Il legislatore statuale, nella formulazione dell'art. 734 del codice penale, dopo aver descritto analiticamente e tassativamente i comportamenti attraverso cui può realizzarsi l'offesa all'interesse tutelato («mediante costruzioni, demolizioni»), ha puntualizzato, servendosi di una formula generica, teleologicamente orientata («o in qualsiasi altro modo, distrugge o altera»), il contenuto della fattispecie nei confronti del risultato antigiuridico per la cui prevenzione è posta la norma medesima: appare chiaro, dunque, che per supplire alla genericità della locuzione adoperata nel modello legale occorre rifarsi alla ratio della norma al fine di individuare, di volta in volta, gli esatti limiti di quei concreti comportamenti idonei a cagionare, appunto, la lesione dell'interesse tutelato. Alla luce di queste considerazioni, non occorre spendere parole per illustrare l'oggetto giuridico sotteso alla legge regionale de qua, finalisticamente predisposta in vista della migliore protezione della flora alpina come tale e non già quale inscindibile componente delle bellezze naturali valdostane, a loro volta, però, tutelate indirettamente nell'ipotetica eventualità in cui una condotta elusiva della disciplina regionale di raccolta delle suddette piante determini anche una variazione in pejus del paesaggio tipico soggetto a speciale protezione dell'autorità.

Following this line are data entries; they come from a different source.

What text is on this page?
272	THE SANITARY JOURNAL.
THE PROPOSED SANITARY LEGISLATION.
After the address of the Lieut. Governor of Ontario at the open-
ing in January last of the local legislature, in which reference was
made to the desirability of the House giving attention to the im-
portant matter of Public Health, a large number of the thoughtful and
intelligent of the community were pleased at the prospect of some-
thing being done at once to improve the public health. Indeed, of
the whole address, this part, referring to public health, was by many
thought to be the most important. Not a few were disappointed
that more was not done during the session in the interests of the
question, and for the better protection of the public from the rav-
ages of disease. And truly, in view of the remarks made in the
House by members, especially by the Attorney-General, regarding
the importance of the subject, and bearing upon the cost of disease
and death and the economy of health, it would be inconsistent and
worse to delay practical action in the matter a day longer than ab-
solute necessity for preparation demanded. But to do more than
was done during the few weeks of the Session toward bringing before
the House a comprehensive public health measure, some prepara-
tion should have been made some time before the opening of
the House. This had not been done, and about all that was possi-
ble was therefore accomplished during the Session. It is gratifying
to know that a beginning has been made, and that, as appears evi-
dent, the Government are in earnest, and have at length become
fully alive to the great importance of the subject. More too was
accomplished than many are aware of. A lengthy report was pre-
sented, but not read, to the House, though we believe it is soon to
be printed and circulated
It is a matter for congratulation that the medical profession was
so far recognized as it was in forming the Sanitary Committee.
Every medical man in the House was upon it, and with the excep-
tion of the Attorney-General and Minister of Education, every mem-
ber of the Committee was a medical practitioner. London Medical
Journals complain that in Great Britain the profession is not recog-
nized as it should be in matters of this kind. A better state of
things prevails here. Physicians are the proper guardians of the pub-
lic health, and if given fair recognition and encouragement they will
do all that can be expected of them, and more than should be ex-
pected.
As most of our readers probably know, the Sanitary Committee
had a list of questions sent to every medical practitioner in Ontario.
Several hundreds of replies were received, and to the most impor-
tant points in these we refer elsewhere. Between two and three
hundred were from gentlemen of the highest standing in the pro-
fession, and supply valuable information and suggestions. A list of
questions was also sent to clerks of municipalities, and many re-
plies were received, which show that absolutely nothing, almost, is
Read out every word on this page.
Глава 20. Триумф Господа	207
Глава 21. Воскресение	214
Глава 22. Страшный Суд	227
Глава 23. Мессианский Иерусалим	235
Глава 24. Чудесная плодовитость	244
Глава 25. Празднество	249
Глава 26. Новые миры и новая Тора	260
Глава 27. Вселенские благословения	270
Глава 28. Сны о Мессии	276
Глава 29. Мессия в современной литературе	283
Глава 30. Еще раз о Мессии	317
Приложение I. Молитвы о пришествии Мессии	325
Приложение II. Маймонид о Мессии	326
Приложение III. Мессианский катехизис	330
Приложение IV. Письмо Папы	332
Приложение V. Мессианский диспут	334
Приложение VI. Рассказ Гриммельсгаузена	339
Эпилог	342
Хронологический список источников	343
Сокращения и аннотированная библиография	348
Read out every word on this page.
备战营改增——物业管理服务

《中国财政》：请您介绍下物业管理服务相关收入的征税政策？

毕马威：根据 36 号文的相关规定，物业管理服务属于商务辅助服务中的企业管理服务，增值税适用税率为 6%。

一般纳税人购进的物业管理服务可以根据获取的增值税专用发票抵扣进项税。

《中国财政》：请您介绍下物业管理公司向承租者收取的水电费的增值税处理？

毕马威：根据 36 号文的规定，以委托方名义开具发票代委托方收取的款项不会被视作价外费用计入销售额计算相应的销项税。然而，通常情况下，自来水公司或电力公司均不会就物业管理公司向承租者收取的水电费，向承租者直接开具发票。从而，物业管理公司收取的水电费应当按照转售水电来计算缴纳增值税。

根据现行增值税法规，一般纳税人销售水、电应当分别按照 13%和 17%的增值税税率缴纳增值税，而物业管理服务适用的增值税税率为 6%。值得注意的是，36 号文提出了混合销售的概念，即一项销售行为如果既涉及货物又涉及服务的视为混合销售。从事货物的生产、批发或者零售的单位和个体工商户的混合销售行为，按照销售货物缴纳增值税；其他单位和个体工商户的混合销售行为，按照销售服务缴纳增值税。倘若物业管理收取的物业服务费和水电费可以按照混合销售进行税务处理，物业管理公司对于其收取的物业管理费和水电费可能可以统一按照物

In conclusione, per tutte le argomentazioni svolte, si ritiene costituzionalmente illegittimo, siccome contrario agli artt. 3, 5 e 25, secondo comma, della Costituzione, l'art. 12 della legge regionale 8 novembre 1956, n. 6, e se ne rimette pertanto la relativa decisione alla Corte costituzionale.

P. Q. M.

Visto gli articoli 1, della legge 9 febbraio 1948, n. 1 e 23, della legge 11 marzo 1953, n. 87, ordina la sospensione del presente procedimento e la trasmissione immediata degli atti alla Corte costituzionale.

Manda alla cancelleria di notificare la presente ordinanza al Presidente della giunta della regione della Valle d'Aosta, al pubblico ministero presso il tribunale di Aosta, all'imputato e di comunicarla al Presidente del Consiglio regionale della Valle d'Aosta.